Nell’ultimo incontro del “Mito di Sisifo”, il prof. Aparo, ha voluto che io provassi a recitare la parte di Thanatos (la morte). Thanatos nel mito è colei che procura la morte agli altri, o meglio Ade le dice di svolgere la sua funzione “uccidendo” le persone. Il personaggio di Thanatos mi ha portato indietro nel tempo quando svolgevo il ruolo del killer per un’organizzazione camorristica. Questo personaggio ha fatto sì che dentro di me si risvegliassero le emozioni di un tempo, per cui mi sono trovato in difficoltà a interpretare quel ruolo. Ho sentito il peso e il dolore che ho inflitto alle persone della mia famiglia, alla società e alle tante famiglie che per colpa mia non hanno più il loro congiunto.

Il nostro gruppo, come dicevo, va nelle scuole per fare prevenzione contro bullismo, tossicodipendenza, abuso e la devianza. Quando mi trovo davanti ai giovani, oltre a parlare a loro, parlo anche a me stesso, cioè al ragazzo che sta in me. Inoltre, nei volti dei ragazzi, vedo l’immagine dei miei nipoti, per cui parlo con gli studenti a cuore aperto e senza filtri. Sono felice se i ragazzi riflettono su quanto sia bello stare insieme con gli altri, su quanto sia bella la vita e quanto sia importante accettare le proprie fragilità, in quanto al mondo nessuno è perfetto.

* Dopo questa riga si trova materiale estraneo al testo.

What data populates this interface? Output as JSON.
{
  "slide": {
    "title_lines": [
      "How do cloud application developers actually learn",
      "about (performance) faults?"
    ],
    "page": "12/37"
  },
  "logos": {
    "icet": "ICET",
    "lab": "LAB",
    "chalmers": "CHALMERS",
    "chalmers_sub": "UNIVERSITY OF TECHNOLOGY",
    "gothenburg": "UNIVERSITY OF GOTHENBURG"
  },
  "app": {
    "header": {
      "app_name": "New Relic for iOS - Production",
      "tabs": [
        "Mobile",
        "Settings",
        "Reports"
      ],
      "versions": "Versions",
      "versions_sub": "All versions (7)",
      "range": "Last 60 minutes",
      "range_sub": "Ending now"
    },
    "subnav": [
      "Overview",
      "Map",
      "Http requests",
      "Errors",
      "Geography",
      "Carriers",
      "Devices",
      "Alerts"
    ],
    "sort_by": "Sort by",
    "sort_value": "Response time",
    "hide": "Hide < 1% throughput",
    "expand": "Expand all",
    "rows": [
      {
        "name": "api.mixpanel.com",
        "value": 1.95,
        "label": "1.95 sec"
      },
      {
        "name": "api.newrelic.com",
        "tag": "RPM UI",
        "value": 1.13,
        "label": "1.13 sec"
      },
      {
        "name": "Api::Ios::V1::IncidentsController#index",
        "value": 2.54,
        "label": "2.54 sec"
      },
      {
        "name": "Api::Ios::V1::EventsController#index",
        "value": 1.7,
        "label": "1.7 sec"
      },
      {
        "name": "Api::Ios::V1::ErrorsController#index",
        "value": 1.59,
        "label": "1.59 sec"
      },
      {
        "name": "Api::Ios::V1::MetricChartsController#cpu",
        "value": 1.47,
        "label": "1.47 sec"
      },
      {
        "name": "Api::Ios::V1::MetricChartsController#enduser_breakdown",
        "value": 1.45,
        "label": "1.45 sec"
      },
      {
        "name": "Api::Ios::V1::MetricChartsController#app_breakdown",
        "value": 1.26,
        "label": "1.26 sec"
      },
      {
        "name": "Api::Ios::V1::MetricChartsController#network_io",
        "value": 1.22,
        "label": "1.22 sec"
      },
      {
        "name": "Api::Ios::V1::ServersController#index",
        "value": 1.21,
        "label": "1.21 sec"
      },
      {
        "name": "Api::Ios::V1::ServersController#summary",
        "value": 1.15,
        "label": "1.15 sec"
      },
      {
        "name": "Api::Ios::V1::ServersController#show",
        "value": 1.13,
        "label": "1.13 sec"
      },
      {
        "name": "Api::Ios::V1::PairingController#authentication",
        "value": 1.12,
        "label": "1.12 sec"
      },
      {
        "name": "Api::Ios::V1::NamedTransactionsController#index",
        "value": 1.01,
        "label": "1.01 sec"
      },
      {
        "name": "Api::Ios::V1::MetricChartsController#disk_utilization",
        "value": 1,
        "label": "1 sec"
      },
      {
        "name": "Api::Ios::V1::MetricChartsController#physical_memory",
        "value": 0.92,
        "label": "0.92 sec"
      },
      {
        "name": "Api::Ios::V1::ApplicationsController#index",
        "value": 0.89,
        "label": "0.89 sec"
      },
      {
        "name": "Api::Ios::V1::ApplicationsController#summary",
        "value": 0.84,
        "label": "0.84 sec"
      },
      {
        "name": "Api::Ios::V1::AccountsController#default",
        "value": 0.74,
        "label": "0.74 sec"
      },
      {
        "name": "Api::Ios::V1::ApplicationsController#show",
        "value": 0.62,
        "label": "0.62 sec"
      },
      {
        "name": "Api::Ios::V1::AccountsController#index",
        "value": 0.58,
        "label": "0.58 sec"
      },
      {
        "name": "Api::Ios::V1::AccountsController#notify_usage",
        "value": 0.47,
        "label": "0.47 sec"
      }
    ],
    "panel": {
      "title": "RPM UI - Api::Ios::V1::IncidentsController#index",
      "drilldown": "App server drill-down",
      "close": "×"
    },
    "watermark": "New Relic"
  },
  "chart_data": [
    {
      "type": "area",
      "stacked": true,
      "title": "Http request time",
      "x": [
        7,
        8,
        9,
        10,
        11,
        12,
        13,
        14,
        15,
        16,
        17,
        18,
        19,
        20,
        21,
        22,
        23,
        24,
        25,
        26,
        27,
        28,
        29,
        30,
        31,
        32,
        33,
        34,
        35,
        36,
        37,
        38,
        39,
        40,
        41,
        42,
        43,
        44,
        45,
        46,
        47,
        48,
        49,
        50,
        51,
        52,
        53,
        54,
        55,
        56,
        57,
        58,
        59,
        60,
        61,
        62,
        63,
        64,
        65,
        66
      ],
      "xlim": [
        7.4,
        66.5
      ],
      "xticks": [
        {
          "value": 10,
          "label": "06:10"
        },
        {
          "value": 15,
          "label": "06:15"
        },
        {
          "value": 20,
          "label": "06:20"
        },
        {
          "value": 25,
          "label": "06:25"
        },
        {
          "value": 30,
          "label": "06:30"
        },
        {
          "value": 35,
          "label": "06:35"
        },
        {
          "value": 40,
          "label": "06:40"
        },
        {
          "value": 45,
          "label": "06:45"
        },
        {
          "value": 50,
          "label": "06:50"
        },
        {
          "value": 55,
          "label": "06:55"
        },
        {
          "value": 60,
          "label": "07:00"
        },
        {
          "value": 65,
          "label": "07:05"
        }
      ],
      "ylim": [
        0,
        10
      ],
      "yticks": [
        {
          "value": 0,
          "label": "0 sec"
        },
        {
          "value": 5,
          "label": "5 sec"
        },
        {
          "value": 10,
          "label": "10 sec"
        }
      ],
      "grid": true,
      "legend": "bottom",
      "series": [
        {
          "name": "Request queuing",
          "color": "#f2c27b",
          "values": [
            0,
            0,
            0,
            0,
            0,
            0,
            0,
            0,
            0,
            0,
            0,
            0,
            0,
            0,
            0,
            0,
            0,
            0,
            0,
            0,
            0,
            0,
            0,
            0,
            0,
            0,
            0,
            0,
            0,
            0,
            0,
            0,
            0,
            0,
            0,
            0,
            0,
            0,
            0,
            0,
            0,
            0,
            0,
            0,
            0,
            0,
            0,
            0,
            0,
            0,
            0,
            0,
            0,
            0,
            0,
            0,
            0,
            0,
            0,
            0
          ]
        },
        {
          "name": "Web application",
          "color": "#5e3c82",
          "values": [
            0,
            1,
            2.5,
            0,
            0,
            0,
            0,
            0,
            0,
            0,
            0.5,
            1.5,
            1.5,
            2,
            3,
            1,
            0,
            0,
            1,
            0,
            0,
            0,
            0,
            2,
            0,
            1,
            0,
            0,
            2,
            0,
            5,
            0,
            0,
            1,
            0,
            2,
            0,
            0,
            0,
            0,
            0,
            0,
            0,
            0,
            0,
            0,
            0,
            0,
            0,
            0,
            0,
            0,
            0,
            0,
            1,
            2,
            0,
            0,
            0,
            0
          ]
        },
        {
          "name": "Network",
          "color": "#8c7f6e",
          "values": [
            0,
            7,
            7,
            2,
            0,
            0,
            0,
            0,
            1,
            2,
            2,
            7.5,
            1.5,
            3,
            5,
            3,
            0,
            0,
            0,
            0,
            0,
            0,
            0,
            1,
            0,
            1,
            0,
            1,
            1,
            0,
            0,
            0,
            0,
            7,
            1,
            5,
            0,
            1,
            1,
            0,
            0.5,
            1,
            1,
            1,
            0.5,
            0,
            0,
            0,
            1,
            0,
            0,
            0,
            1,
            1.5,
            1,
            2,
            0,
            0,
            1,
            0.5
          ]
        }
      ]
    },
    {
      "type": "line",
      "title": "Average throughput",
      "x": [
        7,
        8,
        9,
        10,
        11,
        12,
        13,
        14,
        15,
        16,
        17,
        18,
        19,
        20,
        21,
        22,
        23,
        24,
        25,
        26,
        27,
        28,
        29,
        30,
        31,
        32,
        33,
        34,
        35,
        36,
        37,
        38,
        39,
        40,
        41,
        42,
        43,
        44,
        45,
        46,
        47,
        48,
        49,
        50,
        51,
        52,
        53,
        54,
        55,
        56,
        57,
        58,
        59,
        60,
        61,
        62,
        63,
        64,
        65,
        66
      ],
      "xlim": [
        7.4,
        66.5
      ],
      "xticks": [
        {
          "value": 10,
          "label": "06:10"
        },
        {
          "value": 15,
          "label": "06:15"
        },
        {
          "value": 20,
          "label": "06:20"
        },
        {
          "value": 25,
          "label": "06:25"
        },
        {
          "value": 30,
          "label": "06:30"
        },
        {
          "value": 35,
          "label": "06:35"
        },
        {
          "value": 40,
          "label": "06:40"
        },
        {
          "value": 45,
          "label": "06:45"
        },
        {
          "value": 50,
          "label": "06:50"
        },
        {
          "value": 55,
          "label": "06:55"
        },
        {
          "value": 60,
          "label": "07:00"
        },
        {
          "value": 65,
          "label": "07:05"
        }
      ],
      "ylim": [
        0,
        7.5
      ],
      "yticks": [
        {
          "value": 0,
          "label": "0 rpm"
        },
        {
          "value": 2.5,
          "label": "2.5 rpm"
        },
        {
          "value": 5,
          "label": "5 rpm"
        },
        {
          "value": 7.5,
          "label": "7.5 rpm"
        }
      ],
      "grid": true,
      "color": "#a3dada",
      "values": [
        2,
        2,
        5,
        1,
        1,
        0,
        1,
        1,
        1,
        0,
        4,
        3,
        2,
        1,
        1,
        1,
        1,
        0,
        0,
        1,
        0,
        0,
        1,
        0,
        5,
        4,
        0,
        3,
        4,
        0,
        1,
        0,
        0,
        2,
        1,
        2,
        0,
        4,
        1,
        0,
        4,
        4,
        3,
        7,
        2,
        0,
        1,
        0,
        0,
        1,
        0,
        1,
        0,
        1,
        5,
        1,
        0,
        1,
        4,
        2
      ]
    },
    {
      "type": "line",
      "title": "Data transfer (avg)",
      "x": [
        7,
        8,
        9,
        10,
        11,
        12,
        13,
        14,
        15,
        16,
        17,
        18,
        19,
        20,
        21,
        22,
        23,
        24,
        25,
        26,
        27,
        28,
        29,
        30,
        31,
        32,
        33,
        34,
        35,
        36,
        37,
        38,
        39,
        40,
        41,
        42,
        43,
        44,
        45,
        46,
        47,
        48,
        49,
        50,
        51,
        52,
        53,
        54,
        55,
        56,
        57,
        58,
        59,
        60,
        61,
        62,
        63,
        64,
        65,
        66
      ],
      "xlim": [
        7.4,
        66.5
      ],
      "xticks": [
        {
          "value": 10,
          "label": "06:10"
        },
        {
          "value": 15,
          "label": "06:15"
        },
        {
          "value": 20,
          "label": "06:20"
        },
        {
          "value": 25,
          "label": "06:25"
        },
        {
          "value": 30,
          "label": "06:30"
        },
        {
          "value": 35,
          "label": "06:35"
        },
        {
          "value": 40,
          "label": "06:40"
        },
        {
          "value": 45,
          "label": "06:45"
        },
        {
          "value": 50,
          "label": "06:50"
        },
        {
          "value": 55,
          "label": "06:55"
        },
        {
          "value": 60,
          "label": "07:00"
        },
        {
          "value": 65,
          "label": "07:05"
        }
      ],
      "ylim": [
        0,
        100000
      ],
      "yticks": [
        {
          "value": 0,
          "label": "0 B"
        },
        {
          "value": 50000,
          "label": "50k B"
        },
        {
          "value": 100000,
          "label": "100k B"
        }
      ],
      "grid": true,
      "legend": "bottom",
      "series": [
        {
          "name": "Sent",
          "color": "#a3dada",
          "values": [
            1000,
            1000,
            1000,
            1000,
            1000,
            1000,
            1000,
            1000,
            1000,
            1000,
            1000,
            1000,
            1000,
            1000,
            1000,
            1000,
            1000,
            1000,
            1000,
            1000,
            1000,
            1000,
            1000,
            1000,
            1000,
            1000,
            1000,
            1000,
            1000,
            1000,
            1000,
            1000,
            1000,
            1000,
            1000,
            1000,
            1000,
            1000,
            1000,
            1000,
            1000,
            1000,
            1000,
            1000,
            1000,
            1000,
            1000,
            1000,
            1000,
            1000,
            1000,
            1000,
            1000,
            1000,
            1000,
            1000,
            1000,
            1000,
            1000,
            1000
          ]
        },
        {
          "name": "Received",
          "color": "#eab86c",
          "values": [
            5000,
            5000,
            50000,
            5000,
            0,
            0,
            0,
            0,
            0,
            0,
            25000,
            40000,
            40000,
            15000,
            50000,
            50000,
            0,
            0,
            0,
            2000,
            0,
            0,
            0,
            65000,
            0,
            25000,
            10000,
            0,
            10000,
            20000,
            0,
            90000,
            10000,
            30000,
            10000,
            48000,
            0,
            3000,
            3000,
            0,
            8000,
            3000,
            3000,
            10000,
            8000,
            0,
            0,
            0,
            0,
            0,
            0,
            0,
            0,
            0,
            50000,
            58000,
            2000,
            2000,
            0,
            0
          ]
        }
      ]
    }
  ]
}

Nelle scuole porto la mia testimonianza e ciò mi procura benessere, perché mi sento utile e apprezzato. Inoltre il pensiero che qualche ragazzo possa riflettere ascoltando la mia storia mi fa gioire, dà un senso alla mia vita e mi stimola a continuare nel percorso di miglioramento di me stesso.

Io ero un pezzo di legno imperfetto, poi mastro Geppetto con le sue competenze e con il suo modo di fare è riuscito a valorizzarmi fino al punto da farmi sentire importante. Questo ha fatto sì che, oltre a prendere sicurezza in me stesso, sono riuscito col tempo a esprimere le mie emozioni, invece di soffocarle come facevo prima. Imperfetto lo sono sempre ma, grazie al gruppo, ho capito che le imperfezioni non sono sempre negative, anzi, sono un valore aggiunto per chi le sa valorizzare.